Q&A: G&E’s new audit head on moving in a pandemic and the future of audit

Q&A: G&E's new audit head on moving in a pandemic and the future of audit

Moving from the Big Four to a regional firm, Daisy Marsden is taking her audit expertise to Garbutt & Elliott

Accountancy Age spoke with Daisy Marsden, to discuss moving into a new role in the midst of a pandemic and her views on the future of the audit function. She recently moved from KPMG to become senior manager of audit at Garbutt & Elliott (G&E).

Why make a career move during a pandemic?

To be honest, I made the decision before the pandemic hit but was on maternity leave previously. However, I’d been keeping in touch with G&E just because you do worry during a pandemic, especially with a smaller firm, that everything might not be okay. They were still growing, winning new audits, which is really exciting and reassuring. I thought this was the perfect time for me to make the transition.
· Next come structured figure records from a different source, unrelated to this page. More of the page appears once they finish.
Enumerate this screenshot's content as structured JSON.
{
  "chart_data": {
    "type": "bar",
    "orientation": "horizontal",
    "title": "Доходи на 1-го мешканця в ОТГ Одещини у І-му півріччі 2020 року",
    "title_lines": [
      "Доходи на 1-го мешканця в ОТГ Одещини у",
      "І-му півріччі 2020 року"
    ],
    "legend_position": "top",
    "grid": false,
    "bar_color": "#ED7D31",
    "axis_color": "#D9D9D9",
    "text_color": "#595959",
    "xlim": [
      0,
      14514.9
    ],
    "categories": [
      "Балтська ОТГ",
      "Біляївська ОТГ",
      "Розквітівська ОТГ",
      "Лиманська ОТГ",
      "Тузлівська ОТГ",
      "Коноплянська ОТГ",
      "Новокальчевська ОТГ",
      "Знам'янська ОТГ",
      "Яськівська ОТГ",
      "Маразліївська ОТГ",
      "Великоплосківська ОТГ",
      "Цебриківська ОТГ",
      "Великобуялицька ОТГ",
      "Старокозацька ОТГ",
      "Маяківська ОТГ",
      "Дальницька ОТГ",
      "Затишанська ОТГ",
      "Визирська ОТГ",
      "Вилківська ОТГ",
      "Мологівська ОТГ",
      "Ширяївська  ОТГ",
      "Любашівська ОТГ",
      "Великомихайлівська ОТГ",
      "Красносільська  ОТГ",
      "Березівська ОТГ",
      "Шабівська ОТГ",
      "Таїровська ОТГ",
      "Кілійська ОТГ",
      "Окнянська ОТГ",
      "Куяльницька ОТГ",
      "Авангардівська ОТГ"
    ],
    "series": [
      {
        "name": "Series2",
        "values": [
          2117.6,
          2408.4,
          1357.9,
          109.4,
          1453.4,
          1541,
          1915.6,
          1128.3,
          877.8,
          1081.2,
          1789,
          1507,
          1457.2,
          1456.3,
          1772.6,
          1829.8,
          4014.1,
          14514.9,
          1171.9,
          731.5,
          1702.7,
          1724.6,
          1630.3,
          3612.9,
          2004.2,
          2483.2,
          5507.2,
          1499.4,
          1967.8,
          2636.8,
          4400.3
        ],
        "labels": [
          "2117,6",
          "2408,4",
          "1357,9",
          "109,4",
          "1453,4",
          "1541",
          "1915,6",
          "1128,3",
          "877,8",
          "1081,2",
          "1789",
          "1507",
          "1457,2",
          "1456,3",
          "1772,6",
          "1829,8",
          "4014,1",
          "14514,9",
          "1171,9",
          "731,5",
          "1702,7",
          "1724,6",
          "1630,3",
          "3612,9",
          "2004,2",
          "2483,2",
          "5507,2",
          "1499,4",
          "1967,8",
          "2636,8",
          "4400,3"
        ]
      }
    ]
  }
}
How has the transition been? Has it been difficult to start a new role in a WFH environment?

I’ve been into the office twice actually. I went in my first day, with the office under coronavirus procedures, social distancing and things like that. I went in to set my laptop up and meet a couple of people. I also went in on my second day and sat with one of the other senior managers, so I would get up to speed on everything. On top of that, we’ve just been having a lot of meetings via teams. I’ve been meeting people face to face but virtually.
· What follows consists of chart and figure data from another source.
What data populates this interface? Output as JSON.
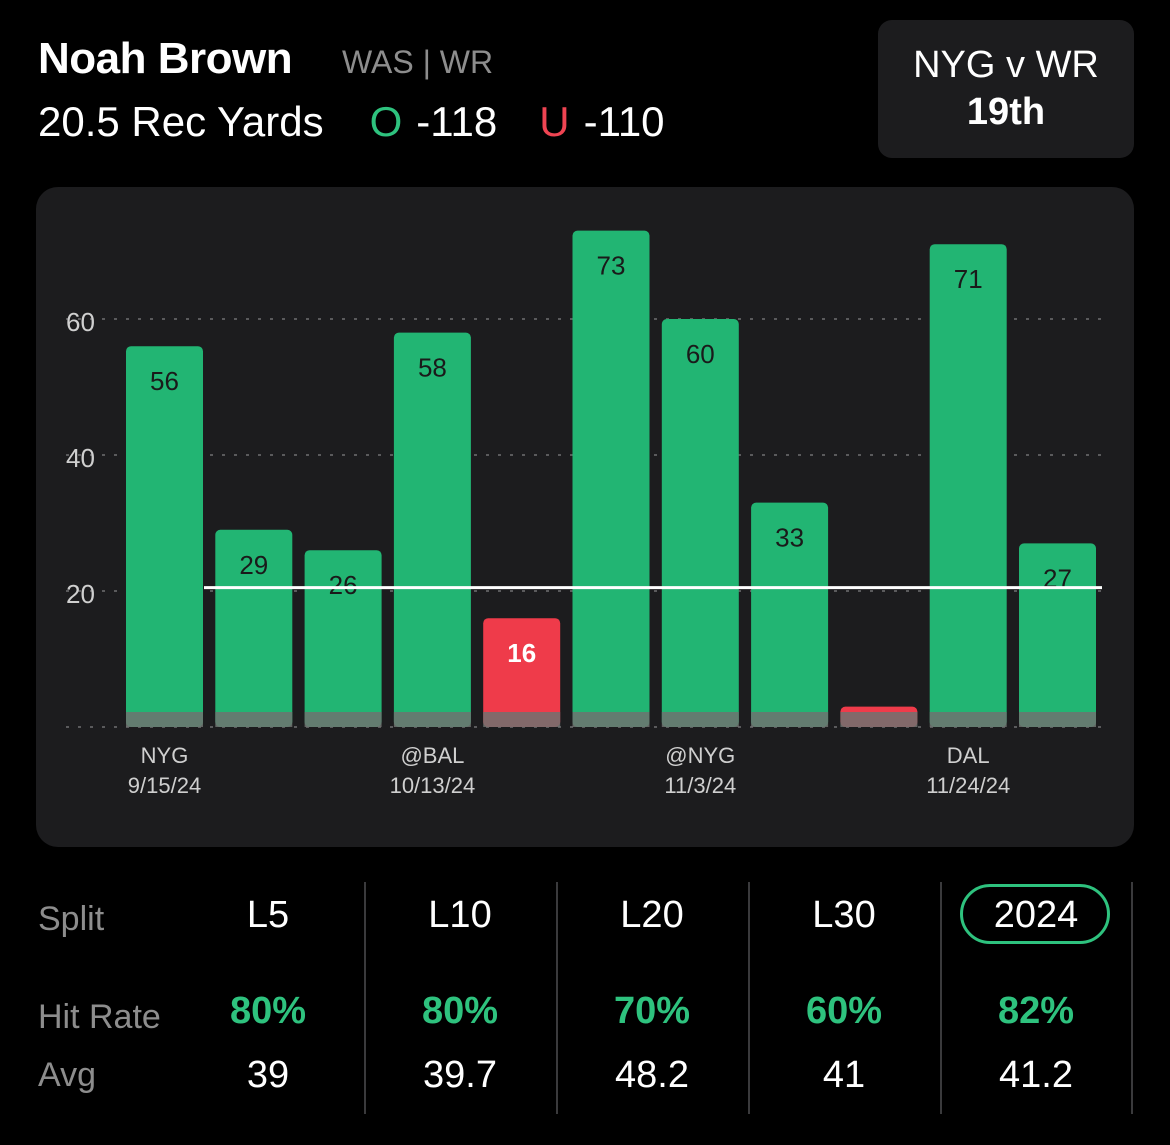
{
  "header": {
    "player_name": "Noah Brown",
    "team_position": "WAS | WR",
    "prop": "20.5 Rec Yards",
    "over_label": "O",
    "over_odds": "-118",
    "under_label": "U",
    "under_odds": "-110",
    "colors": {
      "over": "#2ec27e",
      "under": "#ef4452"
    }
  },
  "matchup": {
    "title": "NYG v WR",
    "rank": "19th"
  },
  "chart_data": {
    "type": "bar",
    "line": 20.5,
    "ylim": [
      0,
      75
    ],
    "yticks": [
      20,
      40,
      60
    ],
    "values": [
      56,
      29,
      26,
      58,
      16,
      73,
      60,
      33,
      3,
      71,
      27
    ],
    "value_labels": [
      "56",
      "29",
      "26",
      "58",
      "16",
      "73",
      "60",
      "33",
      "",
      "71",
      "27"
    ],
    "x_labels": [
      {
        "index": 0,
        "opponent": "NYG",
        "date": "9/15/24"
      },
      {
        "index": 3,
        "opponent": "@BAL",
        "date": "10/13/24"
      },
      {
        "index": 6,
        "opponent": "@NYG",
        "date": "11/3/24"
      },
      {
        "index": 9,
        "opponent": "DAL",
        "date": "11/24/24"
      }
    ],
    "colors": {
      "hit": "#22b573",
      "miss": "#ef3b4a",
      "base": "#6f7270"
    }
  },
  "splits": {
    "row_labels": {
      "split": "Split",
      "hit_rate": "Hit Rate",
      "avg": "Avg"
    },
    "selected": "2024",
    "columns": [
      {
        "name": "L5",
        "hit_rate": "80%",
        "avg": "39"
      },
      {
        "name": "L10",
        "hit_rate": "80%",
        "avg": "39.7"
      },
      {
        "name": "L20",
        "hit_rate": "70%",
        "avg": "48.2"
      },
      {
        "name": "L30",
        "hit_rate": "60%",
        "avg": "41"
      },
      {
        "name": "2024",
        "hit_rate": "82%",
        "avg": "41.2"
      }
    ]
  }
}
The pandemic has obviously made the transition a little bit more difficult. If you just have a quick question, instead of just going to ask someone face to face or sitting next to someone, you’ve got to give them a call. But everybody’s in the same boat. G&E have hired quite a lot of people during this time and I’m one of the later ones. They’ve got a process in place that’s working and I’ve found the transition to be really smooth.
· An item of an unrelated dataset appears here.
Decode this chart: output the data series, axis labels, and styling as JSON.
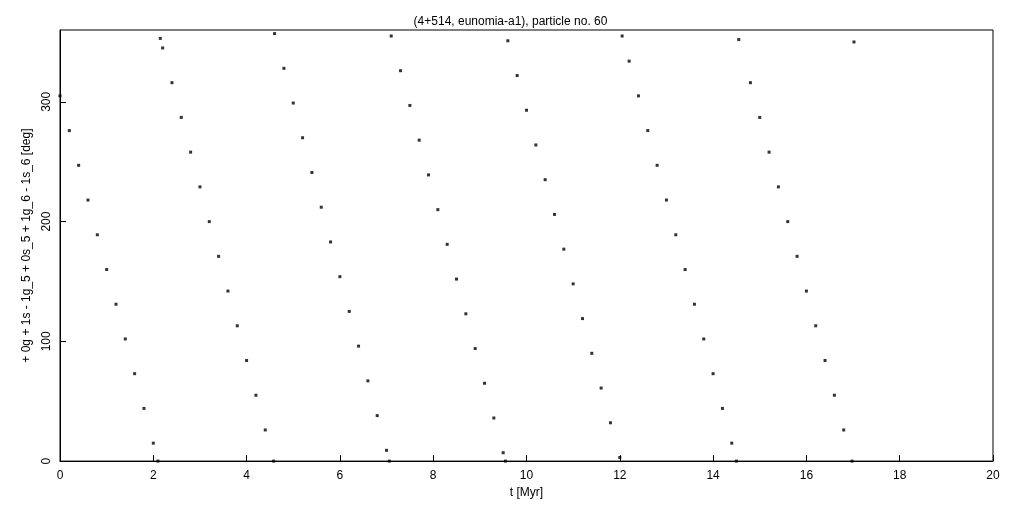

You mentioned you previously worked at KPMG. What are the big differences or advantages of a smaller regional firm like Garbutt & Elliott?

The main difference is the clients. I worked on a few audits for listed companies, which are very deadline driven and the regulations are strict. The clients that G&E are a lot smaller, they don’t have listed clients. It’s just a different environment and that was what I preferred doing at KPMG. I preferred the client interaction, the owner managed businesses, where you are adding value to the client when they don’t have their own tax team, and they don’t have their own set of in-house experts. That’s what I really enjoyed doing at KPMG and I’m going to get to do more of here at G&E.

At KPMG we had big teams, so big audit teams, big tax teams and there wasn’t much cross functionality, you didn’t have as much contact with other teams. I’m looking forward to learning more about tax and learning more about other areas apart from audit, which I think will bring me new challenges.

What is your outlook for your new role?

I’m coming in with a fresh perspective which is always good. I’m going to be bringing my technical knowledge from listed clients. KPMG is a much larger firm, naturally have more of a structure in place for innovation so they are a bit more innovative, but I’m equally impressed with G&E having an innovation team. I had a tutorial on some of the work papers and things that they’ve got and I was impressed at how intuitive it all is.

Company filings have had their deadlines extended, how has that affected audit?

Audit is fairly flexible; it just has to be. For example, a lot of the time, you’ll be ready to go on site and something just isn’t quite ready or something happened or you’ve got to swap teams. We’re quite used to working in that environment where things change every day. Regulations change quite rapidly, it’s quite a fluid environment.

Staffing is always changing in audit. It’s a normal thing to have regular swapping of staff. I think everyone will be able to cope. It will be how you manage that and how to be flexible in order to accommodate the client. Client service is paramount. I don’t think [the delay] will be too much of a problem.

The norm in audit is that things do change all the time.

What do you think are the near-term development within audit will be?

The main thing is the regulatory environment is just getting stricter and stricter. The big four probably see those changes first and then it filters down to the smaller firms. At G&E we’ll probably a little bit later, but it will all flow through. Hopefully, I’ll be able to bring some of my KPMG experience, working with the listed [companies] and meeting those regulations and deadlines, that experience will all help.

The other thing is data analytics, everything is driven by this or by data manipulation these days. That’s just going to get more and more important while also becoming more automated. I think G&E are really prepared for that with the innovation team and the things that we’re doing with audit files. We’re trying to get work papers automated where the data can then be analysed and manipulated.

What are your thoughts on remote audit and do you think it’s something that will carry on post-pandemic?

So we had to transition to remote audit, in most cases, obviously given the situation. Now we’re getting client information by secure drop box. Remote audits are the norm, but we do try and get to the client site where possible. That’s because face to face interaction is always best.

Post-pandemic, there will be an element of both. In my opinion, returning to the client site and working together as part of a team, it’s always the best way to do it. If you’ve got a quick payroll question, you head over to the payroll team and ask them. If you’ve got a cash question, you head over to that department. It’s makes the audit process much easier and quicker.